MILLIONS of people in London, Essex, York and other areas face tougher Tier 2 Covid measures from Saturday, Tory Health Secretary Matt Hancock said yesterday.

Under this ‘high’ alert level, there is a ban on households mixing indoors, including in pubs and restaurants.

It comes as a final decision has yet to be made on whether Greater Manchester faces ‘very high’ Tier 3 measures.

Greater Manchester Mayor Andy Burnham has threatened legal action if measures are enforced on Greater Manchester.

More than half of England’s population will now be living under high or very high-alert restrictions.

Hancock, calling for a national government said to Labour’s shadow health secretary Jonathan Ashworth: ‘Labour can’t even get its Mayors in other parts of the country where the cases are going up to come out and support the proposals that are made from that dispatch box.

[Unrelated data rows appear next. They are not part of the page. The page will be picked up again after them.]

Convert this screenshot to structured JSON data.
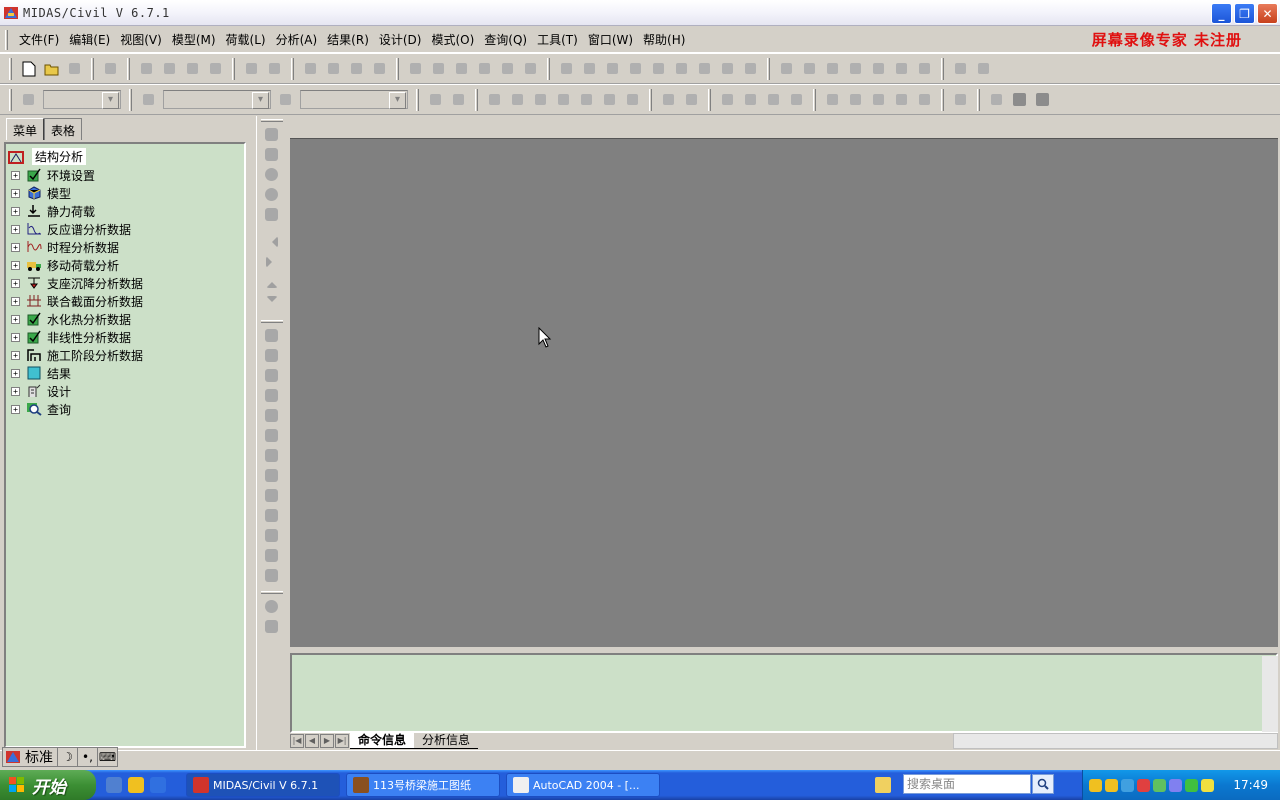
{
  "window": {
    "title": "MIDAS/Civil V 6.7.1",
    "minimize": "_",
    "restore": "❐",
    "close": "✕"
  },
  "menu": {
    "items": [
      "文件(F)",
      "编辑(E)",
      "视图(V)",
      "模型(M)",
      "荷载(L)",
      "分析(A)",
      "结果(R)",
      "设计(D)",
      "模式(O)",
      "查询(Q)",
      "工具(T)",
      "窗口(W)",
      "帮助(H)"
    ],
    "watermark": "屏幕录像专家  未注册"
  },
  "left_panel": {
    "tabs": [
      "菜单",
      "表格"
    ],
    "tree_root": "结构分析",
    "tree_items": [
      {
        "label": "环境设置",
        "icon": "settings-check-icon"
      },
      {
        "label": "模型",
        "icon": "model-cube-icon"
      },
      {
        "label": "静力荷载",
        "icon": "static-load-icon"
      },
      {
        "label": "反应谱分析数据",
        "icon": "spectrum-icon"
      },
      {
        "label": "时程分析数据",
        "icon": "time-history-icon"
      },
      {
        "label": "移动荷载分析",
        "icon": "moving-load-truck-icon"
      },
      {
        "label": "支座沉降分析数据",
        "icon": "support-settlement-icon"
      },
      {
        "label": "联合截面分析数据",
        "icon": "composite-section-icon"
      },
      {
        "label": "水化热分析数据",
        "icon": "heat-hydration-icon"
      },
      {
        "label": "非线性分析数据",
        "icon": "nonlinear-icon"
      },
      {
        "label": "施工阶段分析数据",
        "icon": "construction-stage-icon"
      },
      {
        "label": "结果",
        "icon": "results-icon"
      },
      {
        "label": "设计",
        "icon": "design-icon"
      },
      {
        "label": "查询",
        "icon": "query-icon"
      }
    ],
    "expander": "+"
  },
  "message": {
    "tabs": [
      "命令信息",
      "分析信息"
    ]
  },
  "ime": {
    "mode": "标准",
    "moon": "☽",
    "punct": "•,",
    "keyboard": "⌨"
  },
  "taskbar": {
    "start": "开始",
    "tasks": [
      "MIDAS/Civil V 6.7.1",
      "113号桥梁施工图纸",
      "AutoCAD 2004 - [..."
    ],
    "search_placeholder": "搜索桌面",
    "clock": "17:49"
  },
  "colors": {
    "tree_bg": "#cce0c8",
    "viewport": "#808080",
    "watermark": "#e01010",
    "taskbar": "#245edb"
  }
}
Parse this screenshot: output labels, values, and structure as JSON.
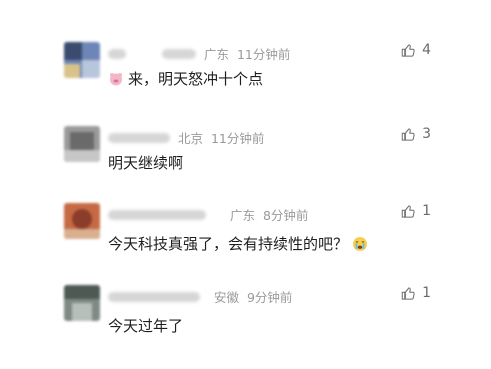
{
  "comments": [
    {
      "location": "广东",
      "time": "11分钟前",
      "likes": "4",
      "text": "来，明天怒冲十个点",
      "emoji_leading": "pig-emoji-icon",
      "avatar_colors": [
        "#3a4b6e",
        "#6e86b7",
        "#b8c6dd"
      ]
    },
    {
      "location": "北京",
      "time": "11分钟前",
      "likes": "3",
      "text": "明天继续啊",
      "avatar_colors": [
        "#6a6a6a",
        "#9a9a9a",
        "#c7c7c7"
      ]
    },
    {
      "location": "广东",
      "time": "8分钟前",
      "likes": "1",
      "text": "今天科技真强了，会有持续性的吧？",
      "emoji_trailing": "crying-face-emoji-icon",
      "avatar_colors": [
        "#8b3d2a",
        "#c56a45",
        "#d8b08f"
      ]
    },
    {
      "location": "安徽",
      "time": "9分钟前",
      "likes": "1",
      "text": "今天过年了",
      "avatar_colors": [
        "#4d5a53",
        "#7f8a84",
        "#b7bfba"
      ]
    }
  ]
}
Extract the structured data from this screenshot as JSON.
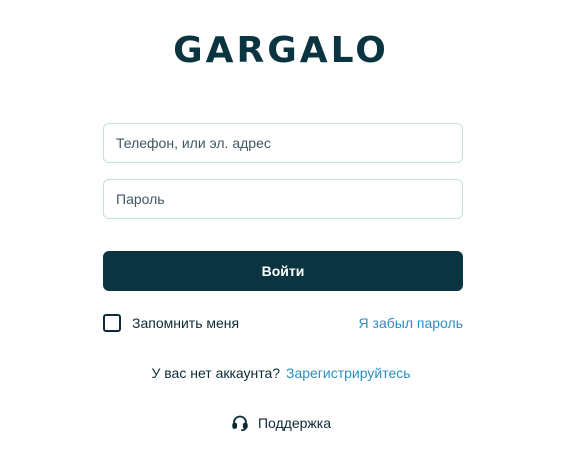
{
  "brand": {
    "logo_text": "GARGALO"
  },
  "form": {
    "login_placeholder": "Телефон, или эл. адрес",
    "login_value": "",
    "password_placeholder": "Пароль",
    "password_value": "",
    "submit_label": "Войти",
    "remember_label": "Запомнить меня",
    "remember_checked": false,
    "forgot_label": "Я забыл пароль"
  },
  "register": {
    "prompt": "У вас нет аккаунта?",
    "link_label": "Зарегистрируйтесь"
  },
  "support": {
    "label": "Поддержка",
    "icon": "headset-icon"
  },
  "colors": {
    "brand": "#0a3440",
    "link": "#2b8fc0",
    "field_border": "#c7dde0",
    "text": "#0c2a35"
  }
}
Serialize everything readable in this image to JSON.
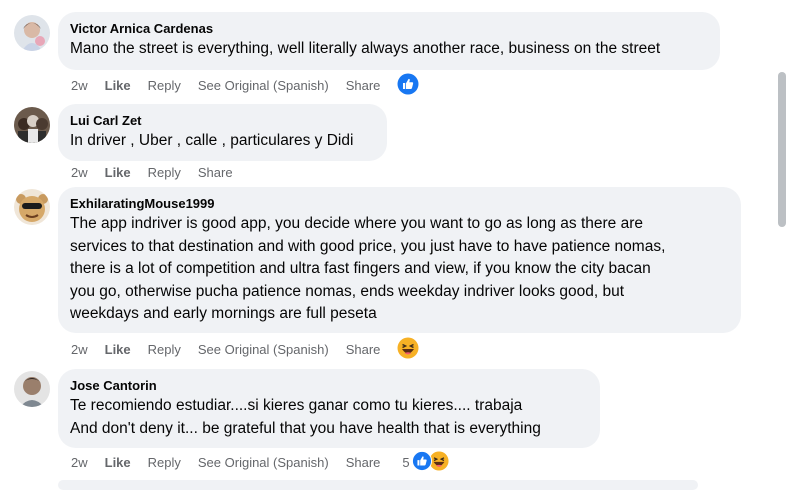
{
  "comments": [
    {
      "author": "Victor Arnica Cardenas",
      "text": "Mano the street is everything, well literally always another race, business on the street",
      "time": "2w",
      "like": "Like",
      "reply": "Reply",
      "see_original": "See Original (Spanish)",
      "share": "Share",
      "reaction_icons": [
        "like-reaction-icon"
      ]
    },
    {
      "author": "Lui Carl Zet",
      "text": "In driver , Uber , calle , particulares y Didi",
      "time": "2w",
      "like": "Like",
      "reply": "Reply",
      "share": "Share"
    },
    {
      "author": "ExhilaratingMouse1999",
      "text": "The app indriver is good app, you decide where you want to go as long as there are\nservices to that destination and with good price, you just have to have patience nomas,\nthere is a lot of competition and ultra fast fingers and view, if you know the city bacan\nyou go, otherwise pucha patience nomas, ends weekday indriver looks good, but\nweekdays and early mornings are full peseta",
      "time": "2w",
      "like": "Like",
      "reply": "Reply",
      "see_original": "See Original (Spanish)",
      "share": "Share",
      "reaction_icons": [
        "haha-reaction-icon"
      ]
    },
    {
      "author": "Jose Cantorin",
      "text": "Te recomiendo estudiar....si kieres ganar como tu kieres.... trabaja\nAnd don't deny it... be grateful that you have health that is everything",
      "time": "2w",
      "like": "Like",
      "reply": "Reply",
      "see_original": "See Original (Spanish)",
      "share": "Share",
      "reaction_count": "5",
      "reaction_icons": [
        "like-reaction-icon",
        "haha-reaction-icon"
      ]
    }
  ],
  "colors": {
    "bubble": "#f0f2f5",
    "meta_text": "#65676b",
    "like_blue": "#1877f2",
    "haha_yellow": "#f7b125"
  }
}
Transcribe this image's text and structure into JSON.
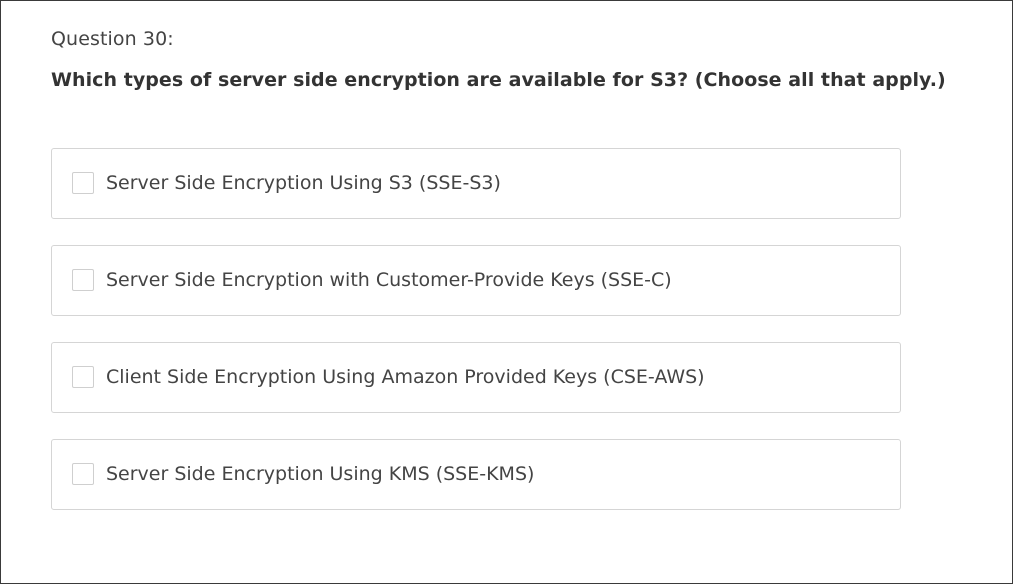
{
  "question": {
    "number_label": "Question 30:",
    "text": "Which types of server side encryption are available for S3? (Choose all that apply.)"
  },
  "options": [
    {
      "label": "Server Side Encryption Using S3 (SSE-S3)",
      "checked": false
    },
    {
      "label": "Server Side Encryption with Customer-Provide Keys (SSE-C)",
      "checked": false
    },
    {
      "label": "Client Side Encryption Using Amazon Provided Keys (CSE-AWS)",
      "checked": false
    },
    {
      "label": "Server Side Encryption Using KMS (SSE-KMS)",
      "checked": false
    }
  ]
}
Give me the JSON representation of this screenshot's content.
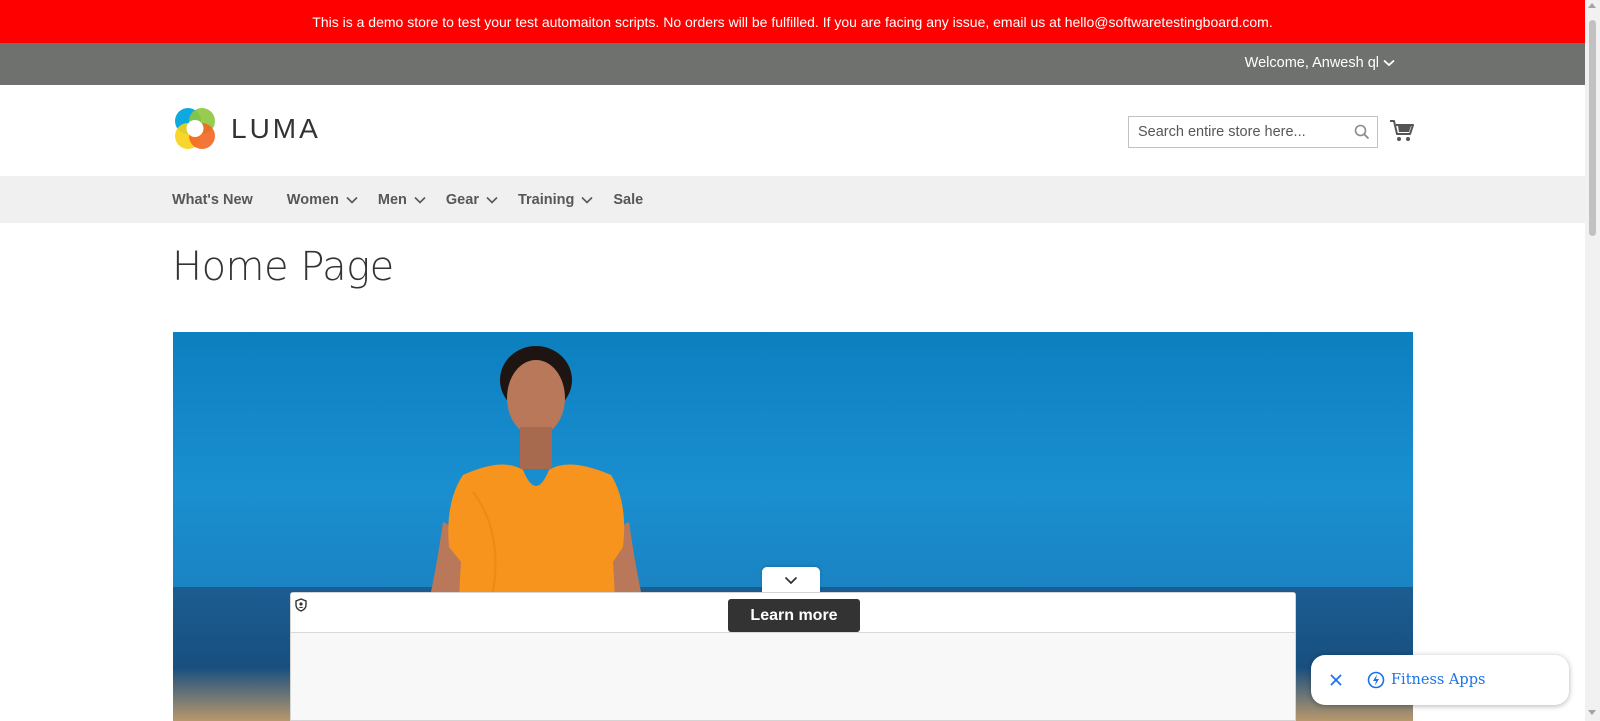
{
  "demo_banner": {
    "text": "This is a demo store to test your test automaiton scripts. No orders will be fulfilled. If you are facing any issue, email us at hello@softwaretestingboard.com."
  },
  "header_panel": {
    "welcome": "Welcome, Anwesh ql"
  },
  "header": {
    "logo_text": "LUMA",
    "search_placeholder": "Search entire store here..."
  },
  "nav": {
    "items": [
      {
        "label": "What's New",
        "has_dropdown": false
      },
      {
        "label": "Women",
        "has_dropdown": true
      },
      {
        "label": "Men",
        "has_dropdown": true
      },
      {
        "label": "Gear",
        "has_dropdown": true
      },
      {
        "label": "Training",
        "has_dropdown": true
      },
      {
        "label": "Sale",
        "has_dropdown": false
      }
    ]
  },
  "page": {
    "title": "Home Page"
  },
  "ad": {
    "learn_more": "Learn more"
  },
  "fitness_chip": {
    "label": "Fitness Apps"
  },
  "colors": {
    "banner_red": "#ff0000",
    "panel_gray": "#6e716e",
    "nav_bg": "#f0f0f0",
    "link_blue": "#1a73e8"
  }
}
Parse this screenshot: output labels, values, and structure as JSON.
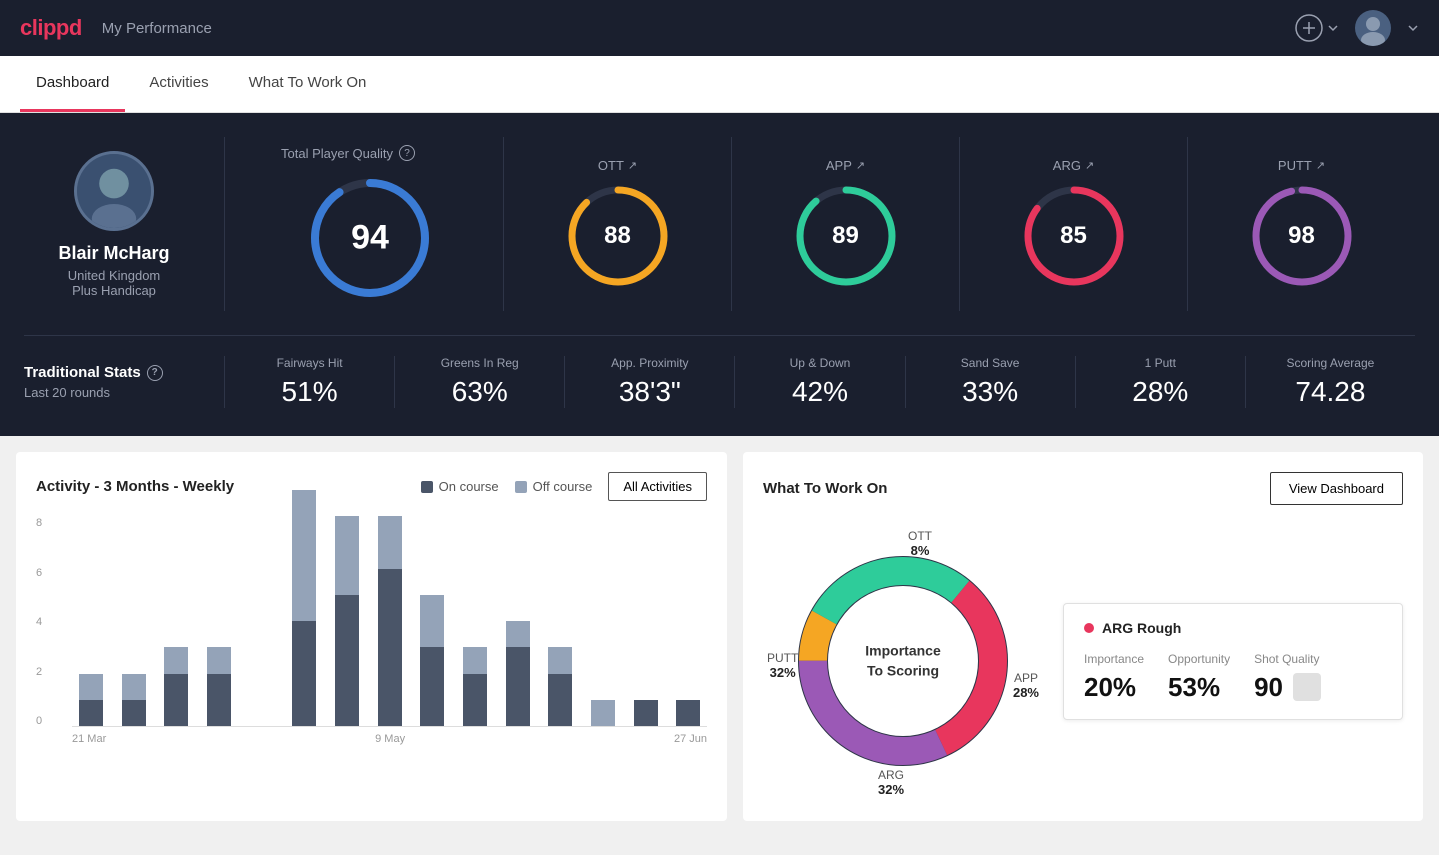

‘So what I say is that we have to work together. We need to pull together, everybody should come together, and that is the best way to defeat this virus.’

Hancock also said that the virus spread in Liverpool is ‘out of control’.

Earlier, Liverpool mayor Joe Anderson said he was ‘categorically told’ by the government last weekend that Liverpool City Region would be placed under the highest tier restrictions.

Cases in Liverpool have soared. Professor Calum Semple, a Sage member from Liverpool University, warned yesterday that 90% of the capacity of the intensive care units in Liverpool’s hospitals is taken up with Covid patients.

Also, the main hospital wards in these hospitals now contain as many Covid patients as they did in the peak of the first wave of the pandemic in April.

The case numbers of coronavirus have been steadily rising in the Liverpool area and large parts of the north of England throughout September, and these have now translated into surging hospital admissions, with patients having to be ventilated in intensive care units.

The Chief Executive of Liverpool University Hospital Foundation Trust, Steve Warburton, said that the trust had reached a ‘critical point’, with coronavirus patients occupying 250 beds, the highest in the country. He added that the hospital would have to cut down on providing elective NHS services.

Operations are being cancelled as the hospital struggles to cope with coronavirus admissions.

Other hospitals in the UK have said they are stopping routine operations including Swansea and Plymouth.

Yesterday the Metro Mayor of Liverpool City Region, Steve Rotheram, protested at his region being put into the ‘very high’ alert level, Tier 3 by the government. He attacked the lack of financial support, pushing thousands of low-paid workers below the minimum wage.

Meanwhile, Dame Louise Casey, the expert who has organised projects to house the homeless for successive governments, warned of the homeless crisis hitting Liverpool now.

She said: ‘The Treasury is not giving enough support to help the most vulnerable.’

She added that the measures proposed, could lead ‘destitution for countless people’.

She said: ‘The plan to offer two thirds of wages from November 1st,’ suggests that people can get by with ‘two thirds of the money to buy food, and two thirds of the money to pay the rent’.

‘Is the government asking people to go out and prostitute themselves?

‘I have worked in Whitehall for 20 years, and I have never been so alarmed.’